2. Abduction as reduction of uncertainty

In its Peircian sense, abduction is a kind of inference by which one arrives at a hypothesis accounting for this fact. Aristotle defines abduction as a kind of dialectical syllogism (Aristotle, PA, II, 25), whose major premise is true, the minor just probable, and, consequently, the conclusion also probable. The conclusion alone, without the minor, is more improbable than the minor. The minor therefore strengthens the relative acceptability of the conclusion. This situation recalls the Ciceronian definition of argumentation, S. Argumentation (I).

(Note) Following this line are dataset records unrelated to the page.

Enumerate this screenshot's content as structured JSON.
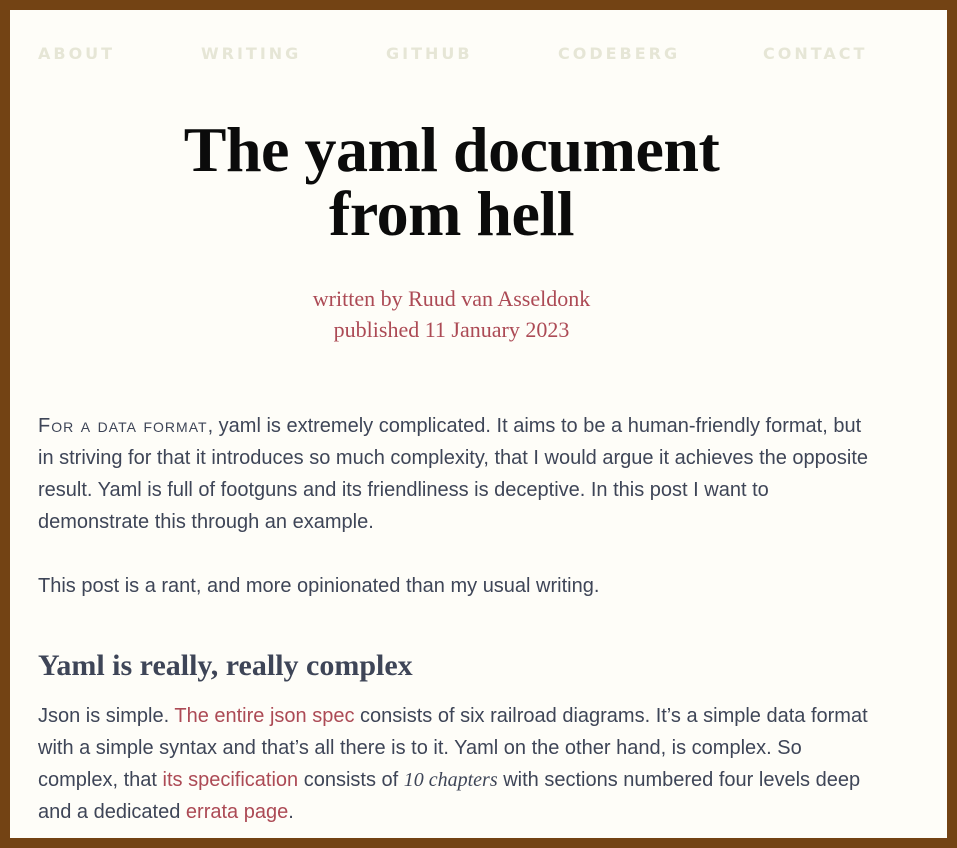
{
  "nav": {
    "about": "ABOUT",
    "writing": "WRITING",
    "github": "GITHUB",
    "codeberg": "CODEBERG",
    "contact": "CONTACT"
  },
  "article": {
    "title_line1": "The yaml document",
    "title_line2": "from hell",
    "author": "written by Ruud van Asseldonk",
    "published": "published 11 January 2023"
  },
  "content": {
    "p1_lead": "For a data format",
    "p1_rest": ", yaml is extremely complicated. It aims to be a human-friendly format, but in striving for that it introduces so much complexity, that I would argue it achieves the opposite result. Yaml is full of footguns and its friendliness is deceptive. In this post I want to demonstrate this through an example.",
    "p2": "This post is a rant, and more opinionated than my usual writing.",
    "h2": "Yaml is really, really complex",
    "p3_a": "Json is simple. ",
    "p3_link1": "The entire json spec",
    "p3_b": " consists of six railroad diagrams. It’s a simple data format with a simple syntax and that’s all there is to it. Yaml on the other hand, is complex. So complex, that ",
    "p3_link2": "its specification",
    "p3_c": " consists of ",
    "p3_em": "10 chapters",
    "p3_d": " with sections numbered four levels deep and a dedicated ",
    "p3_link3": "errata page",
    "p3_e": "."
  },
  "colors": {
    "frame": "#734314",
    "page": "#fefdf8",
    "accent": "#ac4a55",
    "text": "#3e4557",
    "nav": "#e6e6d6"
  }
}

For example, if the question is: “can virtue be taught?” we can reason as follows:

A true premise: it is clear that science can be taught.
A doubtful premise: virtue is a science.
Conclusion: virtue can be taught.

Though uncertain, the veracity of the second premise is still less in doubt than the conclusion “virtue can be taught”. This second premise may therefore serve as an argument for the conclusion. We find this montage in speeches such as:

Citizenship can be taught.
Citizenship is essentially a set of social knowledge and practices.
Knowledge is being taught and all practical skills can be improved by teaching. So, citizenship can be taught.

Argument functions “for want of better”. Reduction of uncertainty serves to modify relevantly the epistemic status of a belief. This is a logic not of elimination but of reduction of doubt and uncertainty, S. Default reasoning.